CUDA is the NVIDIA technology that allows applications to be run on the GPU, rather than the CPU, and take advantage of the superior parallel processing capabilities of the GPU.
It already supported a number of programming languages such as C, Java, Fortran and Python, and the move to support OpenCL (open computing language), which is specifically designed for parallel programming, means applications can be written to run on either NVIDIA or AMD/ATI GPUs. CUDA is not currently supported by AMD.
"The arrival of OpenCL is fabulous news for the computing industry and NVIDIA is delighted to be playing a highly active role in the establishment of a new standard that promotes computing on the GPU," said Manju Hegde, GM of CUDA at NVIDIA.
It's reported that Apple will be including OpenCL in its OS X Snow Leopard release. "We are delighted that Apple has helped spearhead OpenCL," said Hegde. "Their recognition that the GPU will now play an essential role in consumer applications is a significant milestone in the history of computing."

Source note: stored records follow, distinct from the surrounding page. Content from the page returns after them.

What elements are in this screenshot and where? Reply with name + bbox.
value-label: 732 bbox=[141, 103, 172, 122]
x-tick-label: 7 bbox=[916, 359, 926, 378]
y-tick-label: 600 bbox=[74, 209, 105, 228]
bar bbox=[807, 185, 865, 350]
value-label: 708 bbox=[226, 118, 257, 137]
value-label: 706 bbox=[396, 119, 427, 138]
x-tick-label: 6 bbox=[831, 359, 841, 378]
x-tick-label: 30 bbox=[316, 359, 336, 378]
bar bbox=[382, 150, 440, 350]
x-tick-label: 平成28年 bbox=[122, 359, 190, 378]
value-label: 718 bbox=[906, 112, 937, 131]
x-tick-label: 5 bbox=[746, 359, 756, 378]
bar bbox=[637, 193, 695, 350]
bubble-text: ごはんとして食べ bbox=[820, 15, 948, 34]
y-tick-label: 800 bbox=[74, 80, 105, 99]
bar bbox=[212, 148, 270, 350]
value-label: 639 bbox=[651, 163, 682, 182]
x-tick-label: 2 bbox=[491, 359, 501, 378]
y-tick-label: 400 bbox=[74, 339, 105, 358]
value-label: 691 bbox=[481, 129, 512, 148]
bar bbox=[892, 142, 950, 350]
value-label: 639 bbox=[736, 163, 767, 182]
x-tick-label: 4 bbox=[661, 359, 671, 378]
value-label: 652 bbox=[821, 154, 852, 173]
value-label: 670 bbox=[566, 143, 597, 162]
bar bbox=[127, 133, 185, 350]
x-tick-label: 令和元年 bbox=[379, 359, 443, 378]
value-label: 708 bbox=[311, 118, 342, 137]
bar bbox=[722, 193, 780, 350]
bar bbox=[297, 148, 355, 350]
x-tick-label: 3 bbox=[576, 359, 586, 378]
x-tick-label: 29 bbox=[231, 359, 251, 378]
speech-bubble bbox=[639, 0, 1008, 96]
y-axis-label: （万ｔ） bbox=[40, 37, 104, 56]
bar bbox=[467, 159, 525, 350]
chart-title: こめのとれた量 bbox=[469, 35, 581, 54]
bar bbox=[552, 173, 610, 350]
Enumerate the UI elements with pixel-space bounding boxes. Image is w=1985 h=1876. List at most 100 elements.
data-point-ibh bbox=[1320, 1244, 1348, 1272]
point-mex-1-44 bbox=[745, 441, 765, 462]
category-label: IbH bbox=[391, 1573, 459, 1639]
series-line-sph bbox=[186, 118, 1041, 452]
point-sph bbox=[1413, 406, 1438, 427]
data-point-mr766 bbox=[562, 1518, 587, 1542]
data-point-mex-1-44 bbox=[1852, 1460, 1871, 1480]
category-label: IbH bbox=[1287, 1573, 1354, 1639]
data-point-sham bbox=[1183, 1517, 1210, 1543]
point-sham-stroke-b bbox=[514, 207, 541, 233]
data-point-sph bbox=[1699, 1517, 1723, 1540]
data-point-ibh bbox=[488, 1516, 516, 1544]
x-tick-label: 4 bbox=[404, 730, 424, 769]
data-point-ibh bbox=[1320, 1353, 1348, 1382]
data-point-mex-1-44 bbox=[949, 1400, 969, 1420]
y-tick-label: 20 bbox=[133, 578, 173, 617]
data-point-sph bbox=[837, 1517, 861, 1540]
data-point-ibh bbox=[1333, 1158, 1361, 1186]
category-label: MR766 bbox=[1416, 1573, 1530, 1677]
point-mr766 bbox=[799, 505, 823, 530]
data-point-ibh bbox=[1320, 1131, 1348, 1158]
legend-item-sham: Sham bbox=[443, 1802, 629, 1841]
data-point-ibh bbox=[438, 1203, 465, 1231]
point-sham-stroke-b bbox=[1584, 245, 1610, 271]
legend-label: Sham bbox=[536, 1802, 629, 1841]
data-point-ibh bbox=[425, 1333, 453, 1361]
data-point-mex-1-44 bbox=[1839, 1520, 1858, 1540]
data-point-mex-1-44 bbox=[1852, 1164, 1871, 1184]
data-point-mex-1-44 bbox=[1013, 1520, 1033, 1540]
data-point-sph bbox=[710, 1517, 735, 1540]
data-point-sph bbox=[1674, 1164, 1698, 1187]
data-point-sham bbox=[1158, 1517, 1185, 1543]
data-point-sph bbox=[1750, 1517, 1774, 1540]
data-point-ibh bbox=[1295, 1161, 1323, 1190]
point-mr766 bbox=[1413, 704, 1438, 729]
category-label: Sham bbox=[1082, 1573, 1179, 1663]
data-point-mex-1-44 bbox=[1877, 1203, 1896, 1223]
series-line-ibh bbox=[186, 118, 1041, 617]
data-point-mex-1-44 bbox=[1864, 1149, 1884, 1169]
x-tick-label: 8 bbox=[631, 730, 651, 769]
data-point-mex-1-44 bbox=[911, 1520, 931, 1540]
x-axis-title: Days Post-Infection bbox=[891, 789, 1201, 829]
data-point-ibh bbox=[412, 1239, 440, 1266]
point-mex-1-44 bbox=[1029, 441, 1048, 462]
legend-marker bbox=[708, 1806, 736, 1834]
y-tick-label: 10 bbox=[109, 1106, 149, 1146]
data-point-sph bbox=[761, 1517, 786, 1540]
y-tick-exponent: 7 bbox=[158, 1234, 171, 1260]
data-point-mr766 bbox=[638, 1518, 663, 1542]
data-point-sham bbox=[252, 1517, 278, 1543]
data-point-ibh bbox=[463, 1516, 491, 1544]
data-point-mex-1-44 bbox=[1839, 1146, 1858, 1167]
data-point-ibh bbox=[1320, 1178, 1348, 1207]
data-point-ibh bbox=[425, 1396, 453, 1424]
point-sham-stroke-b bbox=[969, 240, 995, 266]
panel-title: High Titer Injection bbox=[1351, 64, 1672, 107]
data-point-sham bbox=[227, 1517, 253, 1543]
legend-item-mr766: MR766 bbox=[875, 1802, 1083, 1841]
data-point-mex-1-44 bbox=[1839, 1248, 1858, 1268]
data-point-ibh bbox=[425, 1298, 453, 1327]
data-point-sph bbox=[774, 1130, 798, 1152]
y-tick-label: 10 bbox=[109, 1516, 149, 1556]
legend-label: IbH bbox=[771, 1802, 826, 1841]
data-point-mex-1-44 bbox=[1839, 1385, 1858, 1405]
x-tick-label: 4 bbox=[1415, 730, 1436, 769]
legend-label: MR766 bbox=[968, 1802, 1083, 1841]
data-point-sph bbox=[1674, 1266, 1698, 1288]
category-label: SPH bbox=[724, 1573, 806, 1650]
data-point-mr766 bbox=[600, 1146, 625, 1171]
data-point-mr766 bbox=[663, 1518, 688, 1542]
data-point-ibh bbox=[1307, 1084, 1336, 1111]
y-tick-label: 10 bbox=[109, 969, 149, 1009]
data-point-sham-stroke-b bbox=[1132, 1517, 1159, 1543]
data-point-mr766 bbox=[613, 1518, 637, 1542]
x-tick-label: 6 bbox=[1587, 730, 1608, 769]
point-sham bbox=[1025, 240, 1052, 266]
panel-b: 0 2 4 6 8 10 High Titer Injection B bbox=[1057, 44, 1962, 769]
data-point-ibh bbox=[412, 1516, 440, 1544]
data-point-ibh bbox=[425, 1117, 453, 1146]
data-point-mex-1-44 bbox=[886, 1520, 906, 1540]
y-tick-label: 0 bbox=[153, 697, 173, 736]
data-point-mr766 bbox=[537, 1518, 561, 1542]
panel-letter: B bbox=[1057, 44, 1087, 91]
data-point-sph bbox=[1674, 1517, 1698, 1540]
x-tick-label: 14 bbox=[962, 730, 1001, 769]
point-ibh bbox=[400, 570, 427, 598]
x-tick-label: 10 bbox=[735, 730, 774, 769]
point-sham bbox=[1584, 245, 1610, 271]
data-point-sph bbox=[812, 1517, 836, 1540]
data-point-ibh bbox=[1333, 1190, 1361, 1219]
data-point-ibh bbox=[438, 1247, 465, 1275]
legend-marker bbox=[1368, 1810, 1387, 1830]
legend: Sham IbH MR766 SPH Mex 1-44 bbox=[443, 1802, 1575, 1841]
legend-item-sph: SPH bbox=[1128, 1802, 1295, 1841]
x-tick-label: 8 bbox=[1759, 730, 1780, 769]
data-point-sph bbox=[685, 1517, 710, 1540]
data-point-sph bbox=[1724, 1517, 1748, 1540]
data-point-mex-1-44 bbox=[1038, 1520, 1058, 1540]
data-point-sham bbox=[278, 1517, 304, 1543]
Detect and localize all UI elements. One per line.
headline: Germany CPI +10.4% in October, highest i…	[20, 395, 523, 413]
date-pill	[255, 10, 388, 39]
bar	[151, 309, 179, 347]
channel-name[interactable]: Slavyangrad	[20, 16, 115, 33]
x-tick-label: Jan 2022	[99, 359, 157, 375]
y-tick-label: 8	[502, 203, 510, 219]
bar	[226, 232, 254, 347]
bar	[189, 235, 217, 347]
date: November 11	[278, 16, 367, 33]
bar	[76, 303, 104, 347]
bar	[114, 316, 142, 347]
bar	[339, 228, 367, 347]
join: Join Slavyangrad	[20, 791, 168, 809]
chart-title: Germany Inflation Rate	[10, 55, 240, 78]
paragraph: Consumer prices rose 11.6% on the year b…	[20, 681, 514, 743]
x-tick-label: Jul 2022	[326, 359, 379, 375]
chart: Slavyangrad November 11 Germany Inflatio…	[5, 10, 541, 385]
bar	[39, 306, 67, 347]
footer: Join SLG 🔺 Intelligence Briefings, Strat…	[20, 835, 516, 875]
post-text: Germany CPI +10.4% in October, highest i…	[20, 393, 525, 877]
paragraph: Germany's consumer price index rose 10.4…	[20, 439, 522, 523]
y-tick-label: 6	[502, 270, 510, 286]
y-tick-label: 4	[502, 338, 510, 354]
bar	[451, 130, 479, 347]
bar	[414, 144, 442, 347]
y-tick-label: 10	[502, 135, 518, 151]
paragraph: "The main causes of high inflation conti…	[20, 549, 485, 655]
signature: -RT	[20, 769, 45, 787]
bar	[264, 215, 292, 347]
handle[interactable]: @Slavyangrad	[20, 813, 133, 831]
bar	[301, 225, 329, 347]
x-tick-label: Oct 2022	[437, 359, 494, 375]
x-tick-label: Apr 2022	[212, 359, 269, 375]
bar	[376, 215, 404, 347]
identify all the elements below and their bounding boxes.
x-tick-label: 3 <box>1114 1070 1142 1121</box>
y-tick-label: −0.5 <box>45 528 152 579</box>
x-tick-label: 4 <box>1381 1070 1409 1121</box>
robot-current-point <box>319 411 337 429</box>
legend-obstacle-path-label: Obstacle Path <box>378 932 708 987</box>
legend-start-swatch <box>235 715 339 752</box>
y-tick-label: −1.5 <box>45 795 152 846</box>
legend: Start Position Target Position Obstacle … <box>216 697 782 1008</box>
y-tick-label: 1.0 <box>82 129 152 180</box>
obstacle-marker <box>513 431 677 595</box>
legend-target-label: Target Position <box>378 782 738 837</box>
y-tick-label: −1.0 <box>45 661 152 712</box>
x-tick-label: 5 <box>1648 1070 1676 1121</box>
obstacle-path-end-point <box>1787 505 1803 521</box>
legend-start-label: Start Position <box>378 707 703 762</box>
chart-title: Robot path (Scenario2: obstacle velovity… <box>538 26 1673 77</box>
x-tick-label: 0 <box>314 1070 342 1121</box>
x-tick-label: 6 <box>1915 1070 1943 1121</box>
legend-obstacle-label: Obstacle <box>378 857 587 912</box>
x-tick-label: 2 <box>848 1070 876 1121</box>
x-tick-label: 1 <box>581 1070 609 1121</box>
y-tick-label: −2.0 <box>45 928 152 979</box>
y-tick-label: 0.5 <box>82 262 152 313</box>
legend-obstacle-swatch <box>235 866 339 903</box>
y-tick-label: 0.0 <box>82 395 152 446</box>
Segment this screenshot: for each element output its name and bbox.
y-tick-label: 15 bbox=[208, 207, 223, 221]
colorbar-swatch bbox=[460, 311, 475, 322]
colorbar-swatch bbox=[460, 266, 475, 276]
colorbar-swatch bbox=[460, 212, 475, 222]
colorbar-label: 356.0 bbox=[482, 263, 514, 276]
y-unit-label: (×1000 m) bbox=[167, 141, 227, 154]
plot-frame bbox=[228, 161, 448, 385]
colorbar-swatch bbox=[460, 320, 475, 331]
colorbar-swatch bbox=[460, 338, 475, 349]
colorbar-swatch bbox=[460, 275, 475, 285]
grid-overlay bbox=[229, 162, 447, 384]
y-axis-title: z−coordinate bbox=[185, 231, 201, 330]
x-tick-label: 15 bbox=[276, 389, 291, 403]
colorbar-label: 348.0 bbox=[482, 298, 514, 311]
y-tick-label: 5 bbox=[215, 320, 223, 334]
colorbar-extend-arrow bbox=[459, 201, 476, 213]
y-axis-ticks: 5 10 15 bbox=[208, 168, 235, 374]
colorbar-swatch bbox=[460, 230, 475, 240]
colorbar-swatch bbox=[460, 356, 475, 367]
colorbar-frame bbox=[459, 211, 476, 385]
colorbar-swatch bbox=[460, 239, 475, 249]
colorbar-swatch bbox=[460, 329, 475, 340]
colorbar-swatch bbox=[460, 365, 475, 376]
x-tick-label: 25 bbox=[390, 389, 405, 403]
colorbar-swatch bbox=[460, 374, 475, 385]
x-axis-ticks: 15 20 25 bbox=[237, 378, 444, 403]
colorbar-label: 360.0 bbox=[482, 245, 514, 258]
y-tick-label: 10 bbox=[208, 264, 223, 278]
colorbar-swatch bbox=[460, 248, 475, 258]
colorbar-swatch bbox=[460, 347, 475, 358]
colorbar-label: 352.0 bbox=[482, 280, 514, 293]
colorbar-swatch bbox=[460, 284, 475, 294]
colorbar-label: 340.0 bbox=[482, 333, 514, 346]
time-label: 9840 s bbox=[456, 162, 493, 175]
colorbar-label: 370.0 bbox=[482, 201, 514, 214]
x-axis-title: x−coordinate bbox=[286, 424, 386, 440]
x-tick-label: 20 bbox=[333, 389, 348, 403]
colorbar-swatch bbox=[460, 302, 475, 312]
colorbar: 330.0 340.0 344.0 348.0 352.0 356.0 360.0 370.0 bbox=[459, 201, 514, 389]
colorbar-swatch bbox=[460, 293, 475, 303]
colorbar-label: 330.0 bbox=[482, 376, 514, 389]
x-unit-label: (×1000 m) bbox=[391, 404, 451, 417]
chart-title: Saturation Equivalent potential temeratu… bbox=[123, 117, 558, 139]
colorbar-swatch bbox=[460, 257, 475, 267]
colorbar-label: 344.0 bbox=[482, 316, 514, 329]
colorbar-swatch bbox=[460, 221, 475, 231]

What isn't clear from the announcement is if there remain any advantages to using CUDA, as opposed to OpenCL, and if so what they are. It would also be interesting to know if NVIDIA is going to produce a CUDA-to-OpenCL converter for existing and future CUDA based applications.
At an NVIDIA event yesterday, it was revealed that CUDA will also support Microsoft's impending API for this sort of thing, called DirectX 11 Compute. It also demonstrated its new 3D technology called GeForce 3D Vision, which looked promising, but does require special glasses and a ‘3D ready' display. It will be launched at CES in January.